Lime rate at any one time
A frequently asked question is “What is the maximum amount of lime that can be applied at any one time?” The answer is that, provided it is thoroughly incorporated into the soil, all the needed lime can be applied as a single dressing. In field trials, rates of lime of up to 20 tons/ha in one application have had no detrimental effect on the crop or soil.
Liming and no-till
Since lime is relatively immobile in soils, surface-applied lime is not as effective as incorporated lime in the neutralisation of soil acidity.
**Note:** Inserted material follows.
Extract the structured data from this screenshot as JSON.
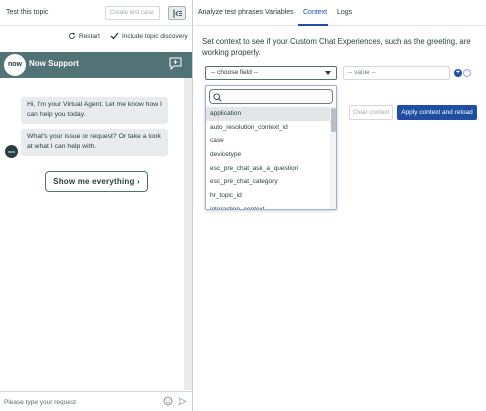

This presents difficulties in managing soil acidity in no-till systems. Therefore, before converting from conventional tillage to no-till, it is essential that soil acidity problems are thoroughly corrected by incorporating the required amounts of lime and gypsum. Furthermore, in no-till operations it is advisable to prevent acidity problems by periodically topdressing with low rates (1 ton/ha to 2 tons/ha) of lime. The top-dressed lime will, with water movement and the assistance of earthworms, gradually be moved into the soil.
Since gypsum is not nearly as effective as lime in counteracting acidity, it should not be used as a substitute for lime in the correction of topsoil acidity. Furthermore, where gypsum is applied, the lime used to neutralise topsoil acidity should be dolomitic, since gypsum causes magnesium to leach out of the topsoil.
Yield responses to lime and gypsum
Highly profitable yield responses invariably follow the correction of soil acidity problems, and it is no coincidence that top farmers are mostly those who pay particular attention to the management of soil acidity. An example of the yield response of maize to lime is shown in Photo 1.
In this instance, plots on both the left (drought stricken) and the right (flourishing) had exactly the same history of N, P and K fertilisation; however, the severe aluminium toxicity in the plot on the left had not been corrected by liming.
Photo 2 provides visual evidence of the benefit of gypsum on a soil with severe subsoil acidity problems. Both plots had received 15 tons/ha of dolomitic lime eight years previously, but the plot on the right had also received 10 tons/ha of gypsum. Maize plants on the gypsumtreated soil could exploit subsoil moisture due to deep root proliferation, but on the lime-only treated soil, there was no root development below 500 mm.
Dr Neil Miles was formerly manager of the Soil Fertility Advisory Services at the Cedara Research Station and Dr Mart Farina was formerly manager of the ARC Summer Grain Soil Fertility Research Unit at the Cedara Research Station.